Make the main pipeline respond to Update Events

The main pipeline needs to continue getting whatever inputs it was before and have a new pipeline input with a receiver address property that matches the send_to address specified in the output of the updater pipeline. So you can see that the output above sends to "main-ingest-pipeline" and the input belows sets that name as the address.

/main-pipeline.conf : input

input {
    # Main inputs for pipeline
    # ...

    # Input for config event updates from updater-pipeline
    pipeline {
        address => "main-ingest-pipeline"
    }
}

Respond to incoming event message - Config Update

The filter section of the main pipeline needs to check for UpdateEvents before it gets on with the normal business it was created to do.

First it needs to do a bit of setup. It does this by calling main_init. It does this only once.

Then every time the pipeline runs it checks the message kind. If the message is an UpdateEvent it calls the ruby method process_update_event and then drops the event message so Logstash does not try to save the event message as a document in ElasticSearch.

If the message is not and UpdateEvent, then it will carry on doing it's normal business of saving stuff in ElasticSearch.

/main-pipeline.conf : filter

filter {
    # Runs once at startup to set things up
    ruby {
        init => "
            require '/opt/logstash/pipeline/ruby_filters/main-pipeline.rb'
            main_init()
        "
    }

    # First - Check if message is an UpdateEvent
    if [@metadata][message][Kind] == "UpdateEvent"
    {
        ruby {
            code => "
                process_update_event(event)
            "
        }
        # Drop - Stop processing and don't try to save the event message
        drop {}
    }

    # Normal logstash business - Get on with what you were doing before
}

Storing and setting up our config

We need the config values to be persistent, so they can be used in any run of the pipeline. Variables named with a starting @@ like @@a_nice_variable in ruby are class level and are persistent between pipeline runs.

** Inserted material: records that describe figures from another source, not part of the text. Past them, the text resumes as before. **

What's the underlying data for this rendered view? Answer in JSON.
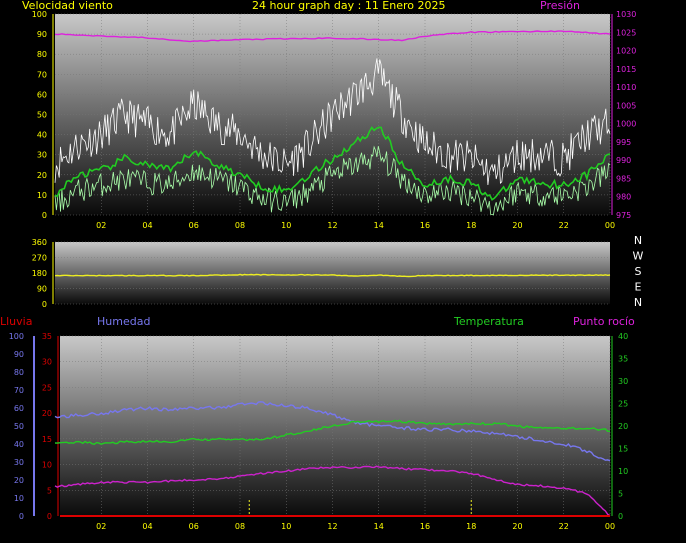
{
  "chart_data": [
    {
      "type": "line",
      "title": "24 hour graph day : 11 Enero 2025",
      "left_label": "Velocidad viento",
      "right_label": "Presión",
      "x_ticks": [
        "02",
        "04",
        "06",
        "08",
        "10",
        "12",
        "14",
        "16",
        "18",
        "20",
        "22",
        "00"
      ],
      "x_range": [
        0,
        24
      ],
      "ylim": [
        0,
        100
      ],
      "y_ticks": [
        "0",
        "10",
        "20",
        "30",
        "40",
        "50",
        "60",
        "70",
        "80",
        "90",
        "100"
      ],
      "y2lim": [
        975,
        1030
      ],
      "y2_ticks": [
        "975",
        "980",
        "985",
        "990",
        "995",
        "1000",
        "1005",
        "1010",
        "1015",
        "1020",
        "1025",
        "1030"
      ],
      "colors": {
        "gust": "#ffffff",
        "average": "#22cc22",
        "wind": "#aaffaa",
        "pressure": "#dd22dd"
      },
      "series": [
        {
          "key": "gust",
          "x": [
            0,
            1,
            2,
            3,
            4,
            5,
            6,
            7,
            8,
            9,
            10,
            11,
            12,
            13,
            14,
            15,
            16,
            17,
            18,
            19,
            20,
            21,
            22,
            23,
            24
          ],
          "values": [
            25,
            35,
            40,
            50,
            45,
            40,
            55,
            45,
            40,
            30,
            25,
            35,
            50,
            60,
            70,
            50,
            35,
            30,
            28,
            20,
            30,
            30,
            28,
            40,
            45
          ]
        },
        {
          "key": "average",
          "x": [
            0,
            1,
            2,
            3,
            4,
            5,
            6,
            7,
            8,
            9,
            10,
            11,
            12,
            13,
            14,
            15,
            16,
            17,
            18,
            19,
            20,
            21,
            22,
            23,
            24
          ],
          "values": [
            10,
            20,
            22,
            28,
            25,
            22,
            32,
            25,
            20,
            14,
            12,
            20,
            28,
            36,
            45,
            25,
            15,
            18,
            16,
            8,
            18,
            16,
            15,
            20,
            30
          ]
        },
        {
          "key": "wind",
          "x": [
            0,
            1,
            2,
            3,
            4,
            5,
            6,
            7,
            8,
            9,
            10,
            11,
            12,
            13,
            14,
            15,
            16,
            17,
            18,
            19,
            20,
            21,
            22,
            23,
            24
          ],
          "values": [
            5,
            12,
            15,
            18,
            16,
            15,
            22,
            18,
            14,
            8,
            6,
            12,
            20,
            25,
            30,
            18,
            10,
            12,
            10,
            3,
            12,
            10,
            10,
            14,
            22
          ]
        },
        {
          "key": "pressure",
          "axis": "y2",
          "x": [
            0,
            2,
            4,
            6,
            8,
            10,
            12,
            14,
            15,
            16,
            17,
            18,
            20,
            22,
            24
          ],
          "values": [
            1024.5,
            1024,
            1023.5,
            1022.5,
            1023,
            1023.2,
            1023.4,
            1023,
            1022.8,
            1024,
            1024.5,
            1025,
            1025.2,
            1025.3,
            1024.5
          ]
        }
      ]
    },
    {
      "type": "line",
      "left_label": "",
      "x_range": [
        0,
        24
      ],
      "ylim": [
        0,
        360
      ],
      "y_ticks": [
        "0",
        "90",
        "180",
        "270",
        "360"
      ],
      "compass": [
        "N",
        "W",
        "S",
        "E",
        "N"
      ],
      "color": "#eeee22",
      "series": [
        {
          "key": "direction",
          "x": [
            0,
            6,
            8,
            12,
            13,
            14,
            15,
            16,
            24
          ],
          "values": [
            165,
            165,
            170,
            168,
            162,
            168,
            160,
            165,
            168
          ]
        }
      ]
    },
    {
      "type": "line",
      "left_label": "Lluvia",
      "left2_label": "Humedad",
      "right_label": "Temperatura",
      "right2_label": "Punto rocío",
      "x_ticks": [
        "02",
        "04",
        "06",
        "08",
        "10",
        "12",
        "14",
        "16",
        "18",
        "20",
        "22",
        "00"
      ],
      "x_range": [
        0,
        24
      ],
      "rain_ticks": [
        "0",
        "5",
        "10",
        "15",
        "20",
        "25",
        "30",
        "35"
      ],
      "rain_lim": [
        0,
        35
      ],
      "hum_ticks": [
        "0",
        "10",
        "20",
        "30",
        "40",
        "50",
        "60",
        "70",
        "80",
        "90",
        "100"
      ],
      "hum_lim": [
        0,
        100
      ],
      "temp_ticks": [
        "0",
        "5",
        "10",
        "15",
        "20",
        "25",
        "30",
        "35",
        "40"
      ],
      "temp_lim": [
        0,
        40
      ],
      "colors": {
        "humidity": "#7777ee",
        "temperature": "#22cc22",
        "dewpoint": "#cc22cc",
        "rain": "#dd0000",
        "marker": "#eeee22"
      },
      "series": [
        {
          "key": "humidity",
          "axis": "hum",
          "x": [
            0,
            1,
            2,
            3,
            4,
            5,
            6,
            7,
            8,
            9,
            10,
            11,
            12,
            13,
            14,
            15,
            16,
            17,
            18,
            19,
            20,
            21,
            22,
            23,
            24
          ],
          "values": [
            55,
            56,
            57,
            59,
            60,
            59,
            60,
            60,
            62,
            63,
            61,
            60,
            56,
            52,
            50,
            49,
            48,
            48,
            47,
            46,
            44,
            42,
            40,
            36,
            30
          ]
        },
        {
          "key": "temperature",
          "axis": "temp",
          "x": [
            0,
            1,
            2,
            3,
            4,
            5,
            6,
            7,
            8,
            9,
            10,
            11,
            12,
            13,
            14,
            15,
            16,
            17,
            18,
            19,
            20,
            21,
            22,
            23,
            24
          ],
          "values": [
            16,
            16.5,
            16,
            16.5,
            16.5,
            16.5,
            17,
            17,
            17,
            17,
            18,
            19,
            20,
            21,
            21,
            21,
            20.5,
            20.5,
            20.5,
            20.5,
            20,
            19.5,
            19.5,
            19.5,
            19
          ]
        },
        {
          "key": "dewpoint",
          "axis": "temp",
          "x": [
            0,
            1,
            2,
            3,
            4,
            5,
            6,
            7,
            8,
            9,
            10,
            11,
            12,
            13,
            14,
            15,
            16,
            17,
            18,
            19,
            20,
            21,
            22,
            23,
            23.5,
            24
          ],
          "values": [
            6.5,
            7,
            7.5,
            7.5,
            7.5,
            7.8,
            8,
            8.3,
            8.8,
            9.5,
            10,
            10.5,
            10.8,
            10.8,
            11,
            10.5,
            10.3,
            10,
            9.5,
            8.2,
            7,
            6.7,
            6.2,
            5,
            2.5,
            0
          ]
        },
        {
          "key": "rain",
          "axis": "rain",
          "x": [
            0,
            24
          ],
          "values": [
            0,
            0
          ]
        }
      ]
    }
  ]
}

They need to be declared at the class level not inside any methods. So add this to the top of your script file.

@@config = {}

The method main_init is called when the pipeline is first run. We can't guarantee it will only run once so anything it does should be thread safe.

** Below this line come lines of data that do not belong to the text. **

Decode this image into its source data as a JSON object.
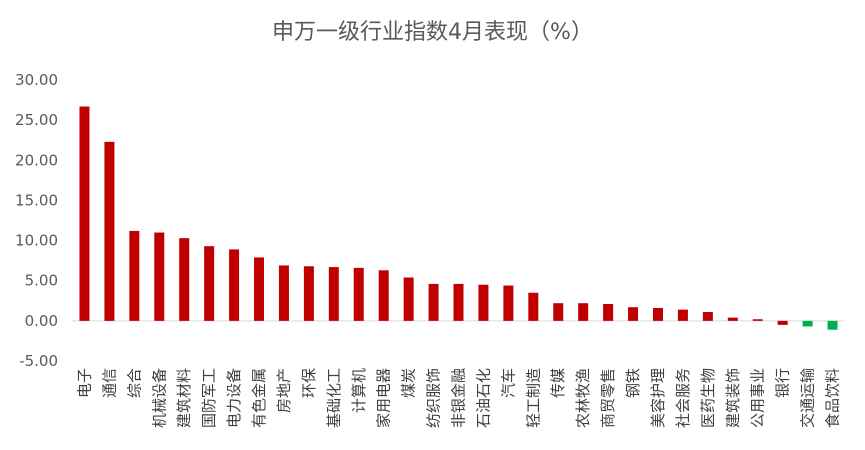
{
  "chart_data": {
    "type": "bar",
    "title": "申万一级行业指数4月表现（%）",
    "xlabel": "",
    "ylabel": "",
    "ylim": [
      -5,
      30
    ],
    "yticks": [
      "30.00",
      "25.00",
      "20.00",
      "15.00",
      "10.00",
      "5.00",
      "0.00",
      "-5.00"
    ],
    "grid": false,
    "legend": "none",
    "categories": [
      "电子",
      "通信",
      "综合",
      "机械设备",
      "建筑材料",
      "国防军工",
      "电力设备",
      "有色金属",
      "房地产",
      "环保",
      "基础化工",
      "计算机",
      "家用电器",
      "煤炭",
      "纺织服饰",
      "非银金融",
      "石油石化",
      "汽车",
      "轻工制造",
      "传媒",
      "农林牧渔",
      "商贸零售",
      "钢铁",
      "美容护理",
      "社会服务",
      "医药生物",
      "建筑装饰",
      "公用事业",
      "银行",
      "交通运输",
      "食品饮料"
    ],
    "values": [
      26.7,
      22.3,
      11.2,
      11.0,
      10.3,
      9.3,
      8.9,
      7.9,
      6.9,
      6.8,
      6.7,
      6.6,
      6.3,
      5.4,
      4.6,
      4.6,
      4.5,
      4.4,
      3.5,
      2.2,
      2.2,
      2.1,
      1.7,
      1.6,
      1.4,
      1.1,
      0.4,
      0.2,
      -0.5,
      -0.7,
      -1.1
    ],
    "colors": {
      "positive": "#C00000",
      "negative_red": "#C00000",
      "negative_green": "#00B050"
    },
    "green_categories": [
      "交通运输",
      "食品饮料"
    ]
  }
}
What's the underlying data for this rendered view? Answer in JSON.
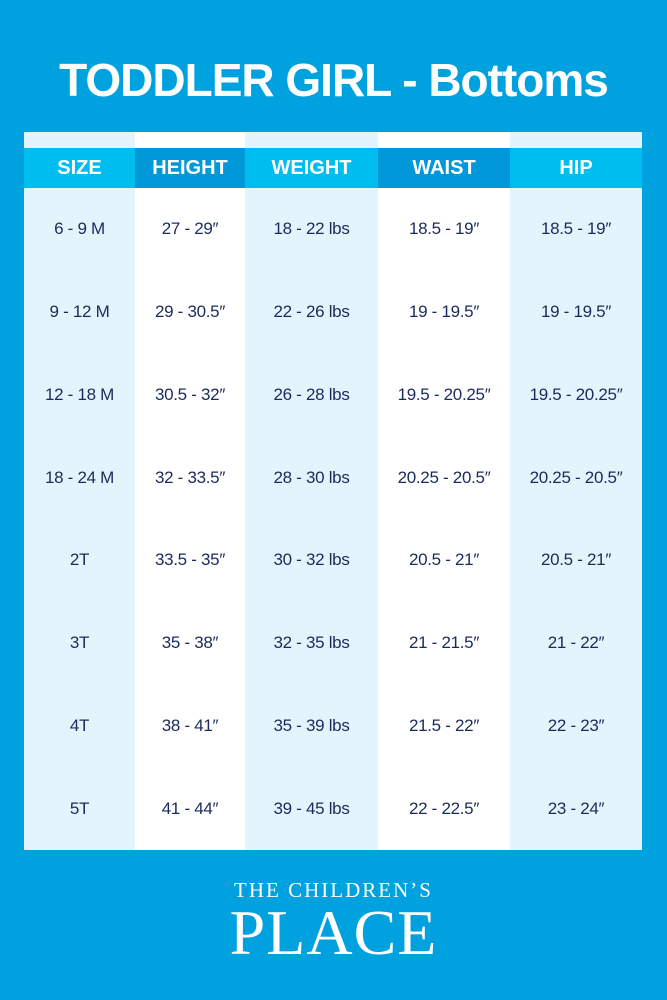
{
  "title": "TODDLER GIRL - Bottoms",
  "colors": {
    "background": "#00a1df",
    "header_light": "#00bdf0",
    "header_dark": "#0098d9",
    "body_tint": "#e3f4fc",
    "text": "#1b2a5c"
  },
  "table": {
    "columns": [
      {
        "header": "SIZE",
        "values": [
          "6 - 9 M",
          "9 - 12 M",
          "12  - 18 M",
          "18 - 24 M",
          "2T",
          "3T",
          "4T",
          "5T"
        ]
      },
      {
        "header": "HEIGHT",
        "values": [
          "27 - 29″",
          "29 - 30.5″",
          "30.5 - 32″",
          "32 - 33.5″",
          "33.5 - 35″",
          "35 - 38″",
          "38 - 41″",
          "41 - 44″"
        ]
      },
      {
        "header": "WEIGHT",
        "values": [
          "18 - 22 lbs",
          "22 - 26 lbs",
          "26 - 28 lbs",
          "28 - 30 lbs",
          "30 - 32 lbs",
          "32 - 35 lbs",
          "35 - 39 lbs",
          "39 - 45 lbs"
        ]
      },
      {
        "header": "WAIST",
        "values": [
          "18.5 - 19″",
          "19 - 19.5″",
          "19.5 - 20.25″",
          "20.25 - 20.5″",
          "20.5 - 21″",
          "21 - 21.5″",
          "21.5 - 22″",
          "22 - 22.5″"
        ]
      },
      {
        "header": "HIP",
        "values": [
          "18.5 - 19″",
          "19 - 19.5″",
          "19.5 - 20.25″",
          "20.25 - 20.5″",
          "20.5 - 21″",
          "21 - 22″",
          "22 - 23″",
          "23 - 24″"
        ]
      }
    ]
  },
  "logo": {
    "line1": "THE CHILDREN’S",
    "line2": "PLACE"
  }
}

I'm using it to make sure when we start up the pipeline we have some valid config. This could be hardcoded defaults, or it could also call the API.

def main_init()
    logger.info("main_init - Getting initial config")

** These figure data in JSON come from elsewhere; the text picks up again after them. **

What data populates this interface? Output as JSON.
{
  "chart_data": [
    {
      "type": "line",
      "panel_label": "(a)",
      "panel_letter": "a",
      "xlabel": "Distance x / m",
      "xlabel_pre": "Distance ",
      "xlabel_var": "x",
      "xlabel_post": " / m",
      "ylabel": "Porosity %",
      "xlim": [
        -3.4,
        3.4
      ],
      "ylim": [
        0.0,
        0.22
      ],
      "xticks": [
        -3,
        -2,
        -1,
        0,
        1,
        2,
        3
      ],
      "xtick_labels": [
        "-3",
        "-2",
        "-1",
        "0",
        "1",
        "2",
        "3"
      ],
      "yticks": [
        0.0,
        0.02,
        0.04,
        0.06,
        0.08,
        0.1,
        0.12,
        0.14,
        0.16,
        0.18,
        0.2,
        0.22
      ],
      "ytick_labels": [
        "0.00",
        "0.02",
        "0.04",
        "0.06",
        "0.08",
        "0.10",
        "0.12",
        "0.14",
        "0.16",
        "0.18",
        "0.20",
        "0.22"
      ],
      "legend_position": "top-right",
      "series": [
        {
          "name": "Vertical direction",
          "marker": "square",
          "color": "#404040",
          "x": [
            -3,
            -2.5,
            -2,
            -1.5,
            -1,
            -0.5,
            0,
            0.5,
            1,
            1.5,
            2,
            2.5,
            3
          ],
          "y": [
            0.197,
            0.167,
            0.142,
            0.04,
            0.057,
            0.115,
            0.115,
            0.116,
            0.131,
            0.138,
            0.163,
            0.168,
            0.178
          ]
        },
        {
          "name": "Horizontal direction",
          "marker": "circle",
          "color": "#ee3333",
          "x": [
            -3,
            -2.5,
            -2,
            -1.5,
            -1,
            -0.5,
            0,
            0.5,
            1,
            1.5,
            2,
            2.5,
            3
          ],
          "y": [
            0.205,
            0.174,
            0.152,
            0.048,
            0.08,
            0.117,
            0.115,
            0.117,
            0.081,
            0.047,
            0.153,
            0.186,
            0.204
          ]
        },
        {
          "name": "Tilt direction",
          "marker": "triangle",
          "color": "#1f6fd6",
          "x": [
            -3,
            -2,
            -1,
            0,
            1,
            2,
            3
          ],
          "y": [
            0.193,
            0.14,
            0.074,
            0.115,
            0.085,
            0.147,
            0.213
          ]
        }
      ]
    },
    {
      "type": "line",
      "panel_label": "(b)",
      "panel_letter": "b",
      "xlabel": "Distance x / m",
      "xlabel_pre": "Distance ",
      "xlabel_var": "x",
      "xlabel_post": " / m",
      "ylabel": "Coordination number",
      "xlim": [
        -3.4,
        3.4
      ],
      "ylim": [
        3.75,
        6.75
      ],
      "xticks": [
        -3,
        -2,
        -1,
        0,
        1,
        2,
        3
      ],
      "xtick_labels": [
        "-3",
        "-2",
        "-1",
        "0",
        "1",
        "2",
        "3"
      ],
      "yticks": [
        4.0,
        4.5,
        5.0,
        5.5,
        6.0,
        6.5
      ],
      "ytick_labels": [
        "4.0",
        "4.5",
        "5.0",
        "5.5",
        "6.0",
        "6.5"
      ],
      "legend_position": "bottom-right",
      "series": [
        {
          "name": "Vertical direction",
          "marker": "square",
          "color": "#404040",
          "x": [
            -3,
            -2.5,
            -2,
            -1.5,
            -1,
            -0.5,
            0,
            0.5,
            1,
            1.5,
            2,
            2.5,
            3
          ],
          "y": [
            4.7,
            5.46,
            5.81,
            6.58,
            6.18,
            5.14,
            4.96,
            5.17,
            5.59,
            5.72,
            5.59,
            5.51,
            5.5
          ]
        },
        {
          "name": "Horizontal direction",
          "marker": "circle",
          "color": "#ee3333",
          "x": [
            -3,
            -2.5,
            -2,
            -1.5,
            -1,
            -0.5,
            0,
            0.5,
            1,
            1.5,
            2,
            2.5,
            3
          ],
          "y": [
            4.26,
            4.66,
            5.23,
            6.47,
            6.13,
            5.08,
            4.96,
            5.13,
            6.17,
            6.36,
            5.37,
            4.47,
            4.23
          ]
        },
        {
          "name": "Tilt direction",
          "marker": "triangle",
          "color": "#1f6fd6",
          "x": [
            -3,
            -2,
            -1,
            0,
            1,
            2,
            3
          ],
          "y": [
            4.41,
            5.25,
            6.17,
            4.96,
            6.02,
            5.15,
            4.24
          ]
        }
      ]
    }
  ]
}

    unless defined?(@@config) && @@config

        # @@variables in ruby are class level are persistent between pipeline runs

        @@config = get_config()
        @@config_load_time = Time.now
        logger.info("main_init - Loaded #{@@config.size} Config: #{@@config}")

    else

        logger.info("main_init - Config already initialized: #{@@config}")

    end

end

Respond to UpdateEvent message and update our cached config

The process_update_event method is the method that does the actual work

def process_update_event(event)

    configValue1 = event.get('[ConfigValue1]').to_s.strip
    configValue2 = event.get('[ConfigValue2]').to_s.strip

    if configValue1.empty? && configValue2.empty?
        event.cancel
        return
    end


    # @@variables in ruby are class level are persistent between pipeline runs

    @@config.value1 = configValue1
    @@config.value2 = configValue2

    @@config.load_time = Time.now

    logger.info("Updated config at #{@@config.load_time} - #{config}")

end

And that is everything you need to make your main pipeline be able to respond to events and store config that can be dynamically changed. I've found this method to work really well. These event messages can come from any input source, but using this multipipeline method is a nice way of keeping all the Logstash related functionality together.